Javier Ruiz

LA FORTUNA CON SESO

Javier Ruiz


La mascarilla

10/02/2022

La mascarilla cae este jueves de la cara como el guante de Rita Hayworth del brazo, igual que un descuido, lo mismo que unos ojos entornados. Lo hace de la manera más natural, cuando el Rey se infecta de Covid, otra señal más de la república venidera y bananera. La mascarilla ha sido nuestro refugio durante dos años, un burladero ante el que escondernos y ver la vida pasar en silencio, parada, sigilosa, arrastrando los pies calladamente. Ha caído la mascarilla como una estatua de Sadam Hussein, hartos de ómicron y lodo, igual que los Budas de Bamiyan. Se han deslizado despacio, entre el miedo y la ira, lo mismo que un quirófano con lista de espera. La semana pasada nos la volvieron a poner y ahora nos la quitan de nuevo. Son cosas de Pedro Sánchez y sus mariachis. Ahora regresarán los rostros como las golondrinas, las mejillas florecerán en primavera y la alegría volverá a los recreos. La mascarilla se marcha hasta la próxima y esperemos que sea para siempre. Las ha habido de todos los colores, formatos y texturas.
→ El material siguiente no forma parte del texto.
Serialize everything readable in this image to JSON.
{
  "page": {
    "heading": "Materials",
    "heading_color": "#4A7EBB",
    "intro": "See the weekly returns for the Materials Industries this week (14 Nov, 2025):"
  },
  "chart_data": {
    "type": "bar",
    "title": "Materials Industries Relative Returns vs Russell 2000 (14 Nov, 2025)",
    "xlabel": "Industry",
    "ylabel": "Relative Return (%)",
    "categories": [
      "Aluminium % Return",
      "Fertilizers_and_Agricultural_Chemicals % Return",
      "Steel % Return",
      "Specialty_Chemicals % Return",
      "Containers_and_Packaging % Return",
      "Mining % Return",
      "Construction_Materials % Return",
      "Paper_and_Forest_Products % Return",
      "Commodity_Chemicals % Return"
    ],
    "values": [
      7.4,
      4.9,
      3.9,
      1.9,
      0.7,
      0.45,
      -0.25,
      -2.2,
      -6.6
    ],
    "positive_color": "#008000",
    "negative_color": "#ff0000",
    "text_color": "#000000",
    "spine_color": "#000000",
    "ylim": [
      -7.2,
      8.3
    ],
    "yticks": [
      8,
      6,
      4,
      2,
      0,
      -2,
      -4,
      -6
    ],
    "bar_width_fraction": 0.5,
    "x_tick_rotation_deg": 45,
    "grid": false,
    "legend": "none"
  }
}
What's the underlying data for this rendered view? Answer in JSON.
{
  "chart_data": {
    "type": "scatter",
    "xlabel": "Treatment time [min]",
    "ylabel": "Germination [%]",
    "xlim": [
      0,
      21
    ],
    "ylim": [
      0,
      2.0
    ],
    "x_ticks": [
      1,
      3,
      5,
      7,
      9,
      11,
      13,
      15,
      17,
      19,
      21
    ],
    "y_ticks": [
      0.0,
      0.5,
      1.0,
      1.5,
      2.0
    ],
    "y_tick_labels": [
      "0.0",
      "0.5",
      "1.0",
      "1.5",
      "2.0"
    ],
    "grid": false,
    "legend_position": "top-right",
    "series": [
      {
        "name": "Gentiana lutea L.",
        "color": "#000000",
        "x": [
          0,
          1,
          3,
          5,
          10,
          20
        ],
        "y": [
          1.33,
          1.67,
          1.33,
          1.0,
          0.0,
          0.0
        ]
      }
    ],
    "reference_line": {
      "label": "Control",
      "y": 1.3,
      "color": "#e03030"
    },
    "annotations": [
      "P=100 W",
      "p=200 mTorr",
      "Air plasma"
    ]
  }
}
A mí me molaban las estridentes, saltonas e irreverentes. Las que invitaban a dar besos de tornillo con ella puesta. Hasta volverá el erotismo perdido en la pandemia. Cuántos polvos habrán quedado en el trastero por la cuarentena.
Los niños prescindirán de ellas en el recreo, aunque les costará un tiempo. Son la generación del covid, marcados a sangre y fuego por el maldito virus. Nos han dado una lección magistral, como pocas en la reciente historia de la Humanidad. Los pequeños enseñando disciplina a los mayores. Lástima que los grandes seamos idiotas y les hayamos preparado un camino lleno de espinas para que tropiecen nada más empiecen a andar. La mascarilla será recuerdo de juventud e infancia, nos veremos en las fotos y querremos olvidar el jalón que aquello fue en nuestras vidas. El coronavirus será el nombre de una época y pesadilla que comenzó con aplausos y acabó en hastío.
Se han muerto demasiados y no sabemos cómo ha sido. Los chinos deberán explicar por qué su Producto Interior Bruto apenas se ha resentido con la pandemia. Pasé la ómicron en Navidad y lo contaré como las batallitas del abuelo. Aunque no me dejó secuela alguna, cuántos no ha habido que han librado la batalla hasta la extenuación. Las mascarillas caen como las hojas en otoño y solo quedarán de ellas memoria negra en el asfalto. Se va un tiempo raro, difícil, complicado. San Valentín llegará limpio, aunque deberá ponerse la mascarilla para hacer el amor en espacios cerrados. Decae la prenda en pleno Carnaval, lo cual nos da a entender que lo vivido hasta ahora eran las verdaderas carnestolendas. Todo el año es Carnaval, decía Larra y si uno ve la televisión, escucha la radio y lee los periódicos, confirma que es verdad. La mascarilla se esfuma y es una pena que no haya servido para que algunos callaran. Duele la cabeza de escuchar tanto discurso y hay quien se coloca la mascarilla en el cerebro para no infectarse. Hay ideas que contagian más que los virus.
La mascarilla muere este jueves con la esperanza de su ausencia definitiva. Ha sido un buen alivio para el frío e incluso los alérgicos, que este año hemos notado las arizónicas menos. Pero el mundo no es una sala de operaciones ni un hospital de campaña. Brotarán en tu boca margaritas de esperanza y unos lirios verdaderos alfombrarán para siempre este tiempo oscuro de crisantemos.